What is Iowa most famous for? “Corn and caucus” are what most Americans would say, but in two weeks, you can add “covering the spread” to the list.
The Iowa Racing and Gaming Commission approved the state’s sports betting rules in a meeting on Tuesday, hitting their target and setting the start date for August 15 at noon CT.
While 18 of the state’s 19 casinos were approved during the meeting, commissioner Jeff Lamberti said told KCCI Des Moines, “There is a likelihood all of them might not be ready to go on (August 15).”
Lamberti added the rules were enacted to keep bettors’ accounts safe, help prevent problem gambling, and protect the integrity of sports betting.
“The rules are designed to do just that, to make sure types of bets are approved by the commission (and) that there is good integrity and responsibility,” Lamberti said.
Time also played a huge factor during the IRGC meeting. With the rules approved, Iowa will be ready to accept wagers before college football begins on August 24 and the NFL starts on September 5, kicking off the biggest betting season of the year in the United States.
Iowa sports betting details
Here’s a rundown of everything you need to know before the Iowa sportsbooks begin to launch in mid-August:
Start date: August 15 at noon CT
Launch date: TBD – likely the same as the start date
Minimum age: 21 years old
Betting allowed: In-person, online, and mobile
Sports allowed: All professional and college sports
Restrictions: No prop bets allowed on games with in-state college teams
Registration: In-person required for online and mobile until January 1, 2021
First sportsbook: TBD – possibly Prairie Meadows Casino in Altoona
Mobile launch: TBD – 15 casinos are exploring partnerships
License fee: $45,000 and $10,000 annual renewal
Tax rate: 6.75%
Daily fantasy sports: DFS for pro sports will likely be ready when the 2019 NFL season starts, but DFS for college sports is prohibited until May 1, 2020. DFS operators will be subject to a $5,000 license fee and a 6.75% tax rate.

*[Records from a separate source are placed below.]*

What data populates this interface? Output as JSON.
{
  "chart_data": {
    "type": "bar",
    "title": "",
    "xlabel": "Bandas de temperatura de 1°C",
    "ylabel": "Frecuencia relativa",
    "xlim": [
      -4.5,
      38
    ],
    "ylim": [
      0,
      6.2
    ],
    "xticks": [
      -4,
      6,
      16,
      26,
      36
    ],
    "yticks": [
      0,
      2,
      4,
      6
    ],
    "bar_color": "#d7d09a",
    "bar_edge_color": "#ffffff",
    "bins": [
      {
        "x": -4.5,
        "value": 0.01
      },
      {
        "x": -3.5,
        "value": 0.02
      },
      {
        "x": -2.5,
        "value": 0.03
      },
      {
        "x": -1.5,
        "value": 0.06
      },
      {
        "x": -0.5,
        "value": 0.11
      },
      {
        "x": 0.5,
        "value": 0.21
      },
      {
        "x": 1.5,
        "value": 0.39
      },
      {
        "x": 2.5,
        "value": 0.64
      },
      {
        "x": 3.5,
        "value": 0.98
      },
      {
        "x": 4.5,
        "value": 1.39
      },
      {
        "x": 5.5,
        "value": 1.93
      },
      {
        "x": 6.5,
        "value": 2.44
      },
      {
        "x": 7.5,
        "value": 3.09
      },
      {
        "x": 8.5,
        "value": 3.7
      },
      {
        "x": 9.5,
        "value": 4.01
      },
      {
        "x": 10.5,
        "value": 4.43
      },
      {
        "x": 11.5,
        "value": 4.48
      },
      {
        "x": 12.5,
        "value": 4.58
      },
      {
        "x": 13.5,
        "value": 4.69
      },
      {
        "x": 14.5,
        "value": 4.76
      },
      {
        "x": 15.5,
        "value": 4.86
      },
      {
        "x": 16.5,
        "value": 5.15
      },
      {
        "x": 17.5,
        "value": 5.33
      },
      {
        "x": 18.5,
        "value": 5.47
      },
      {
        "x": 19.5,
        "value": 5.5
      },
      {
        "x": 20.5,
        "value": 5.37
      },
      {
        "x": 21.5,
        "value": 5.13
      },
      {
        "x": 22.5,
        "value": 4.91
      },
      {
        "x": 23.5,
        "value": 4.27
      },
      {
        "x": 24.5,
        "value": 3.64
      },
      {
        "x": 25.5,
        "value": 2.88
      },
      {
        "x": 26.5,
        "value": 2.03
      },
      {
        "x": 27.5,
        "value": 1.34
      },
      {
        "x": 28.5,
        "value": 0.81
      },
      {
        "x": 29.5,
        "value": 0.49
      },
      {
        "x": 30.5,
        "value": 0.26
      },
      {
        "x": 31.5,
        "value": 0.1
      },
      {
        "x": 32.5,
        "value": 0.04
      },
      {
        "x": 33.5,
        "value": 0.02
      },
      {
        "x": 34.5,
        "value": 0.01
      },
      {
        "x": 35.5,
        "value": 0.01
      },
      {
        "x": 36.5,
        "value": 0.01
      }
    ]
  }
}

How Iowa legalized sports betting
The Supreme Court lifted the federal ban on sports betting, known as PASPA, on May 14, 2018, allowing 49 states and the District of Columbia to join the previously exempt Nevada in legalizing and regulating sportsbooks in their respective jurisdictions.
In the nearly 15 months since PASPA was struck down, nine states — Arkansas, Delaware, Mississippi, New Jersey, New Mexico, New York, Pennsylvania, Rhode Island, and West Virginia — now offer sportsbook along with Nevada.
The Iowa sports betting bill was passed by the General Assembly in April, and Gov. Kim Reynolds signed the legislation in May — nearly one year to the day after the PASPA repeal.
When sportsbooks begin to launch after the IRGC’s rules go into effect on August 15 at noon CT, Iowa will become the 11th state, and the third of 2019, to offer sports betting.